Within the Korean airline fireplace in January, all 176 individuals aboard the aircraft needed to be evacuated as a result of the blaze burned by the aircraft’s roof. The reason for that fireplace hasn’t been formally decided, however a number of airways and Korean regulators took motion towards transportable chargers afterward.
Korean airways received’t permit the chargers to be saved in overhead bins anymore; they have to both be packed in a plastic bag or have their ports coated with insulating tape to maintain them from touching metallic.
As well as, Singapore Airways and Thai Airways each prohibit the use or charging of transportable energy banks in any respect throughout flights.
Final summer season, a smoking laptop computer in a passenger’s bag led to the evacuation of a aircraft awaiting takeoff at San Francisco Worldwide Airport. In 2023, a flight from Dallas to Orlando, Florida, made an emergency touchdown in Jacksonville, Florida, after a battery caught fireplace in an overhead bin.
Southwest mentioned that requiring these chargers to be saved out within the open when they’re getting used will assist as a result of “within the uncommon occasion a lithium battery overheats or catches fireplace, fast entry is essential and holding energy banks in plain sight permit for quicker intervention and helps defend everybody onboard.”
The airline will permit the chargers to be saved inside carry-on luggage once they aren’t in use.
The Transportation Safety Administration has lengthy prohibited e-cigarettes and chargers and energy banks with lithium-ion batteries in checked luggage, however permits them in carry-on luggage. The rule exists exactly as a result of fires within the cargo maintain is likely to be tougher to detect and extinguish.
The FAA recommends passengers preserve cell telephones and different units close by on planes to allow them to entry them rapidly. The company mentioned flight crews are educated to acknowledge and reply to lithium battery fires.
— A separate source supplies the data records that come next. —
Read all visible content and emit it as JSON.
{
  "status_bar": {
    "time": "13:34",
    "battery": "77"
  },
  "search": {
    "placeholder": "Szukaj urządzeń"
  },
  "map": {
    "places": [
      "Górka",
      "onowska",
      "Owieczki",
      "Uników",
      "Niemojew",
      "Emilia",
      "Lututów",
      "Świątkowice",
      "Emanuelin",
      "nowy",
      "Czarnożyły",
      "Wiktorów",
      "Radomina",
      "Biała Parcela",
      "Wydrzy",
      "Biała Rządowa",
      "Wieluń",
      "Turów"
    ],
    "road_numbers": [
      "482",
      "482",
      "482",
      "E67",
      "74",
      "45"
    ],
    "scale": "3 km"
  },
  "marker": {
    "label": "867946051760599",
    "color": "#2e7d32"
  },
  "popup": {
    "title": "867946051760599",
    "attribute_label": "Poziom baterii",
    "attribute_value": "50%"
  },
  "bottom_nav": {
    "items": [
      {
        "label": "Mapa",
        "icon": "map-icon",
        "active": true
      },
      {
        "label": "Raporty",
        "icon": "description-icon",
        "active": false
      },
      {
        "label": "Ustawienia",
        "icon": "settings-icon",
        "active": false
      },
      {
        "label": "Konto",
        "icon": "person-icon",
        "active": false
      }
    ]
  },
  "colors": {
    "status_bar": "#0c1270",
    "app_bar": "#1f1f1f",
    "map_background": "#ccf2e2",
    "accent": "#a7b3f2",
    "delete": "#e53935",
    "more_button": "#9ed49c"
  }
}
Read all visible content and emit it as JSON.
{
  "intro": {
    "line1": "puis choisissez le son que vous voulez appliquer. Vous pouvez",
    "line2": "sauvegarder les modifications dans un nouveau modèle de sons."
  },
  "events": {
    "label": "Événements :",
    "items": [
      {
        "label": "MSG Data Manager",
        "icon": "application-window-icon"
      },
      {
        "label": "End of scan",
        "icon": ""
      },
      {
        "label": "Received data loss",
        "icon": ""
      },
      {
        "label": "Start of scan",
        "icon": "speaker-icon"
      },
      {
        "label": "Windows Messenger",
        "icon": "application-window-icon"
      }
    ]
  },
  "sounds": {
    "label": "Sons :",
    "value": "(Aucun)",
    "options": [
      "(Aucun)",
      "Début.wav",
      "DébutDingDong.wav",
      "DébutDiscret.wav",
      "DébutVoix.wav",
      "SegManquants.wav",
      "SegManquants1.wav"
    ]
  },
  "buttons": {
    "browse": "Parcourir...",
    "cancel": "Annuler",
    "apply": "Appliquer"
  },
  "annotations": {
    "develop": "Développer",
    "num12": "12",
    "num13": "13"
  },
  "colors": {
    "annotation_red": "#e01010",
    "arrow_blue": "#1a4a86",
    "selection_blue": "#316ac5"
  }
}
Passengers ought to notify the flight crew instantly if their lithium battery or system is overheating, increasing, smoking or burning.
A earlier report launched final yr by UL Requirements & Engagement mentioned e-cigarettes overheated extra typically than every other system. Multiple-quarter of passengers surveyed for that research mentioned they put vaping cigarettes and transportable chargers in checked luggage. That’s towards federal guidelines.
UL Requirements & Engagement, a part of a safety-science firm as soon as generally known as Underwriters Laboratories, mentioned it based mostly its findings on information from 35 passenger and cargo airways, together with 9 of the ten main U.S. passenger carriers.